# Beefs gym, novice strongman comp



## big pete (Mar 23, 2004)

After speaking with the owners of the Gym we have decided to move the date of the competition to Sunday 20 August 2006. Hopefully, this means more of you will be able to come along as I don't beleive it clashes with any other Comps!

The Event will start at 1100hrs, if the competitors can be there for between 1000 - 1015hrs to sign in, have your blood pressure taken (See Below) and get T-Shirt etc.

As a precaution all entrants are asked to give 2 minutes of their time to have their Blood Pressure taken before the event starts to make sure they are in a suitable condition to compete in this event. Its not a big deal but if you have 'dangerously' high blood pressure surely you'd want to know before you're admitted to the local hospsital?

The Events Will be as follows:

Event 1 - Viking Press - 95kg in the hands, Max Reps in 75 Secs

Event 2 - Farmers Walk - 120kg in each hand - 20m

Event 3 - Carry and Flip - 260kg Super Yoke - 15m, 350kg Tyre - 15m

45 minute - 1 Hour Break - Demonstration Events including 2 x possible new World Records or at least World Bests (Don't know if there are these records in place) ?????

Event 4 - Conans Circle - 260kg - Max Turns

Event 5 - Loading Race - To Include:

120kg Log, 125kg Barrell, 100kg Tyre, 110kg Stone, 4 ft platform

There is a bonus point available on this last event to anyone who can also load a 180kg barrell onto a 3ft platform at the end of the loading race!

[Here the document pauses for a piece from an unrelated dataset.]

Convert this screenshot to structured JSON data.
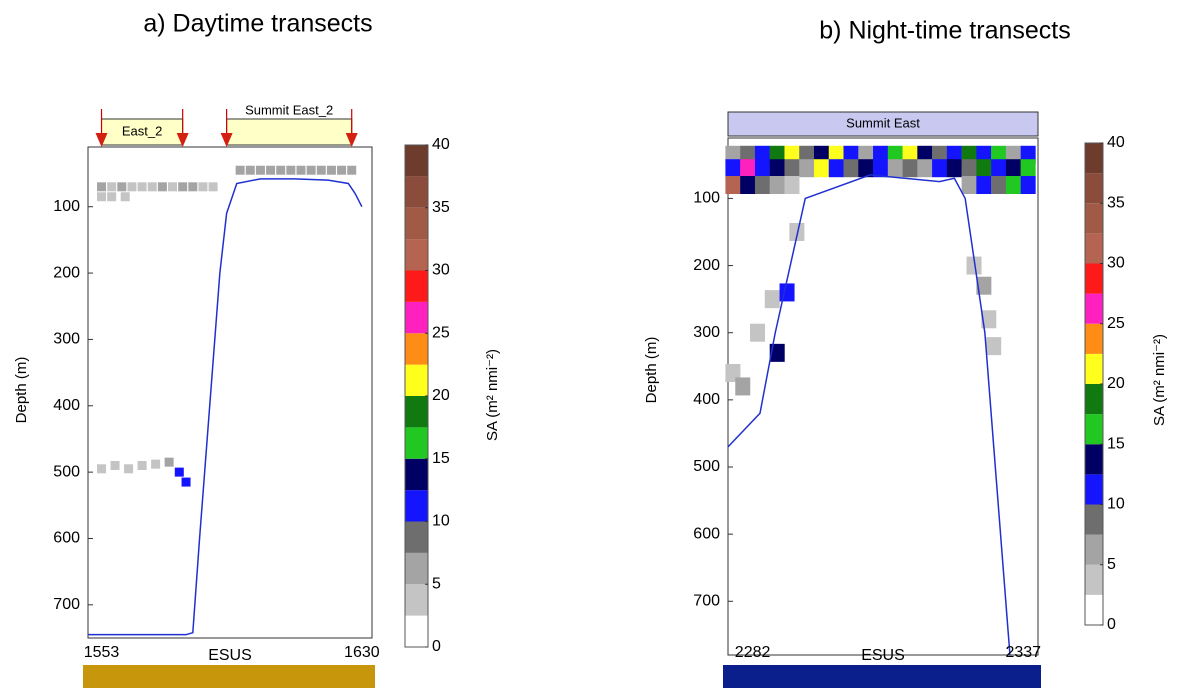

The Entrance forms will be available from Beefs Gym along with further information online from Saturday (30.04.06)

website: www.beefs.moonfruit.com

email: [email protected]


----------



## robdog (Dec 2, 2003)

I rekon you should def have a go peter!!!


----------



## TypeR (May 28, 2004)

This gym is right around the corner from mine, ive had a look around it, were is this event going to be held and can anyone from any gym compete? do you live far from here pete?

Ben


----------



## big pete (Mar 23, 2004)

as far as im aware, itll be held atthe gym itself. and ive asked, but im pretty sure itll be an open event, so everyone from differant gyms are elidgable.

na i live nowhere close lol!!! itd be about a 4hr drive, but worth it though.


----------



## TypeR (May 28, 2004)

i dont get wear at there gym there car park can fit about 6 cars max in it from what i rember.

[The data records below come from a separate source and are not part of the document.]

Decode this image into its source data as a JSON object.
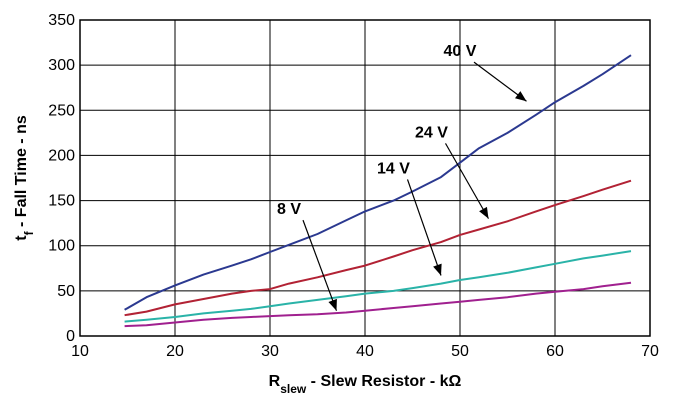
{
  "chart_data": {
    "type": "line",
    "xlabel": {
      "main": "R",
      "sub": "slew",
      "rest": " - Slew Resistor - kΩ"
    },
    "ylabel": {
      "main": "t",
      "sub": "f",
      "rest": " - Fall Time - ns"
    },
    "xlim": [
      10,
      70
    ],
    "ylim": [
      0,
      350
    ],
    "xticks": [
      "10",
      "20",
      "30",
      "40",
      "50",
      "60",
      "70"
    ],
    "yticks": [
      "0",
      "50",
      "100",
      "150",
      "200",
      "250",
      "300",
      "350"
    ],
    "grid": true,
    "series": [
      {
        "name": "40 V",
        "color": "#2b3990",
        "x": [
          14.7,
          17,
          20,
          23,
          26,
          28,
          30,
          32,
          35,
          38,
          40,
          43,
          45,
          48,
          50,
          52,
          55,
          58,
          60,
          63,
          65,
          68
        ],
        "y": [
          29,
          43,
          56,
          68,
          78,
          85,
          93,
          101,
          113,
          128,
          138,
          150,
          160,
          176,
          192,
          208,
          225,
          245,
          259,
          277,
          290,
          311
        ]
      },
      {
        "name": "24 V",
        "color": "#b22234",
        "x": [
          14.7,
          17,
          20,
          23,
          26,
          28,
          30,
          32,
          35,
          38,
          40,
          43,
          45,
          48,
          50,
          52,
          55,
          58,
          60,
          63,
          65,
          68
        ],
        "y": [
          23,
          27,
          35,
          41,
          47,
          50,
          52,
          58,
          65,
          73,
          78,
          88,
          95,
          104,
          112,
          118,
          127,
          138,
          145,
          155,
          162,
          172
        ]
      },
      {
        "name": "14 V",
        "color": "#2ab3a8",
        "x": [
          14.7,
          17,
          20,
          23,
          26,
          28,
          30,
          32,
          35,
          38,
          40,
          43,
          45,
          48,
          50,
          52,
          55,
          58,
          60,
          63,
          65,
          68
        ],
        "y": [
          16,
          18,
          21,
          25,
          28,
          30,
          33,
          36,
          40,
          44,
          47,
          50,
          53,
          58,
          62,
          65,
          70,
          76,
          80,
          86,
          89,
          94
        ]
      },
      {
        "name": "8 V",
        "color": "#a0208f",
        "x": [
          14.7,
          17,
          20,
          23,
          26,
          28,
          30,
          32,
          35,
          38,
          40,
          43,
          45,
          48,
          50,
          52,
          55,
          58,
          60,
          63,
          65,
          68
        ],
        "y": [
          11,
          12,
          15,
          18,
          20,
          21,
          22,
          23,
          24,
          26,
          28,
          31,
          33,
          36,
          38,
          40,
          43,
          47,
          49,
          52,
          55,
          59
        ]
      }
    ],
    "annotations": [
      {
        "text": "40 V",
        "label_at": [
          50,
          310
        ],
        "arrow_to": [
          57,
          260
        ]
      },
      {
        "text": "24 V",
        "label_at": [
          47,
          220
        ],
        "arrow_to": [
          53,
          130
        ]
      },
      {
        "text": "14 V",
        "label_at": [
          43,
          180
        ],
        "arrow_to": [
          48,
          67
        ]
      },
      {
        "text": "8 V",
        "label_at": [
          32,
          135
        ],
        "arrow_to": [
          37,
          28
        ]
      }
    ]
  }
}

yeah ill come along to this so spectate hope to see you there then pete! 

Ben


----------



## Carlos901 (Nov 5, 2004)

hope use have a good day, dont forget to take pics


----------



## big pete (Mar 23, 2004)

lol, i might not be in a position to take pics, but my Mrs might be


----------



## Ellis (Mar 18, 2006)

And get here to wear a nice mini skirt and bring some pompoms, lol. It'll help get the test flowing.


----------



## big pete (Mar 23, 2004)

nah, skirts do nothing for my figure.


----------



## big pete (Mar 23, 2004)

oh, sorry you mean sarah.

il see what she says


----------



## Ellis (Mar 18, 2006)

yeah sorry your mrs, lol, sorry but I don't think seeing you in a mini skirt would do anything for me.


----------



## TypeR (May 28, 2004)

anyone going to this today? i should be after i shake of this nasty hangover!

Ben


----------



## DRED (Apr 13, 2006)

TypeR said:


> anyone going to this today? i should be after i shake of this nasty hangover!
> 
> Ben


see you there:lift:


----------



## TypeR (May 28, 2004)

DRED said:


> see you there:lift:


cool mate see you there! is there going to be a lot of eddies/ ex eddies there? 

Ben


----------



## TypeR (May 28, 2004)

how did it go? i couldnt make it in the end!! 

Ben


----------